’71 is a British motion picture, directed by Yann Demange and released in 2014. It stars Jack O’Connell as Gary Hook, Richard Dormer as Eamon, Sean Harris as Captain Browning and David Wilmot as Boyle.
’71 shows the Troubles through the eyes of young, experienced British soldiers. The screenplay was written by Gregory Burke, a Scottish playwright. Burke’s 2006 play Black Watch explored similar themes, depicting the experiences of Scottish soldiers in Iraq after the 2003 invasion. In ’71, the context is urban welfare in Belfast during the worst period of the Troubles.
The film’s main character, Gary Hook, is a young British private deployed in an interface area in Belfast. The inexperienced soldier is tasked with searching houses for weapons (a possible reference to Operation Demetrius in August 1971). Hook, who has seen no combat and knows little of Northern Ireland, is shocked by the conduct of his comrades and the abuse he receives from Catholic civilians.
The situation deteriorates rapidly when a rifle is stolen and Hook and another soldier pursue the culprit. The two find themselves isolated from their unit and lost in the backstreets of a Nationalist area. They are set upon by an angry mob and beaten. Hook’s colleague is then executed at point blank range by Haggerty, a member of the Provisional IRA.
Hook flees his attackers and is rescued by local Protestants, who take him to a Loyalist pub. While in the pub, he spots undercover British soldiers constructing a bomb. The bomb accidentally explodes, the pub is destroyed and Hook is injured by shrapnel. He flees again and is this time rescued by a Catholic family living in the notorious Divis Flats. Negotiations with the Official IRA follow before Hook is captured by the more radical and violent Provisionals. Meanwhile, members of Hook’s regiment race to locate him before he is executed.

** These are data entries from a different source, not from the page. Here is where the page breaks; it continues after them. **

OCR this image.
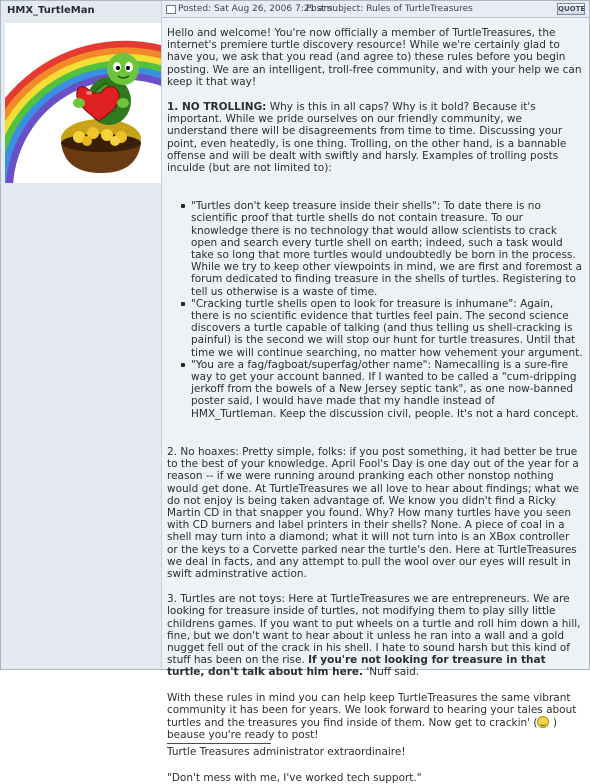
HMX_TurtleMan	Posted: Sat Aug 26, 2006 7:21 am
Post subject: Rules of TurtleTreasures	QUOTE

Hello and welcome! You're now officially a member of TurtleTreasures, the internet's premiere turtle discovery resource! While we're certainly glad to have you, we ask that you read (and agree to) these rules before you begin posting. We are an intelligent, troll-free community, and with your help we can keep it that way!

1. NO TROLLING: Why is this in all caps? Why is it bold? Because it's important. While we pride ourselves on our friendly community, we understand there will be disagreements from time to time. Discussing your point, even heatedly, is one thing. Trolling, on the other hand, is a bannable offense and will be dealt with swiftly and harsly. Examples of trolling posts inculde (but are not limited to):

"Turtles don't keep treasure inside their shells": To date there is no scientific proof that turtle shells do not contain treasure. To our knowledge there is no technology that would allow scientists to crack open and search every turtle shell on earth; indeed, such a task would take so long that more turtles would undoubtedly be born in the process. While we try to keep other viewpoints in mind, we are first and foremost a forum dedicated to finding treasure in the shells of turtles. Registering to tell us otherwise is a waste of time.
"Cracking turtle shells open to look for treasure is inhumane": Again, there is no scientific evidence that turtles feel pain. The second science discovers a turtle capable of talking (and thus telling us shell-cracking is painful) is the second we will stop our hunt for turtle treasures. Until that time we will continue searching, no matter how vehement your argument.
"You are a fag/fagboat/superfag/other name": Namecalling is a sure-fire way to get your account banned. If I wanted to be called a "cum-dripping jerkoff from the bowels of a New Jersey septic tank", as one now-banned poster said, I would have made that my handle instead of HMX_Turtleman. Keep the discussion civil, people. It's not a hard concept.

2. No hoaxes: Pretty simple, folks: if you post something, it had better be true to the best of your knowledge. April Fool's Day is one day out of the year for a reason -- if we were running around pranking each other nonstop nothing would get done. At TurtleTreasures we all love to hear about findings; what we do not enjoy is being taken advantage of. We know you didn't find a Ricky Martin CD in that snapper you found. Why? How many turtles have you seen with CD burners and label printers in their shells? None. A piece of coal in a shell may turn into a diamond; what it will not turn into is an XBox controller or the keys to a Corvette parked near the turtle's den. Here at TurtleTreasures we deal in facts, and any attempt to pull the wool over our eyes will result in swift adminstrative action.

3. Turtles are not toys: Here at TurtleTreasures we are entrepreneurs. We are looking for treasure inside of turtles, not modifying them to play silly little childrens games. If you want to put wheels on a turtle and roll him down a hill, fine, but we don't want to hear about it unless he ran into a wall and a gold nugget fell out of the crack in his shell. I hate to sound harsh but this kind of stuff has been on the rise. If you're not looking for treasure in that turtle, don't talk about him here. 'Nuff said.

With these rules in mind you can help keep TurtleTreasures the same vibrant community it has been for years. We look forward to hearing your tales about turtles and the treasures you find inside of them. Now get to crackin' ( ) beause you're ready to post!

Turtle Treasures administrator extraordinaire!

"Don't mess with me, I've worked tech support."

Tense, fast-paced and at times brutally violent, ’71 is a confronting but effective depiction of Belfast during the Troubles. The film’s focus is on Private Hook, who finds himself in a situation he does not understand and cannot control. The suburbs of Belfast appear war-ravaged, oppressive and foreboding. The peripheral characters, their dialogue and actions suggest a complex political situation. British soldiers work undercover with Loyalists to construct bombs; the Official IRA and Provisional IRA are at loggerheads over control and strategy; the civilians Hook encounters are torn between helping him and handing him over to the IRA; British military commanders seem content to sweep it all under the carpet. Nobody, it seems, can be trusted.
While ’71 is fictional, and so lacks the historical basis of films like Bloody Sunday (2002), it does a tremendous job of depicting the chaos and confusion of the Troubles.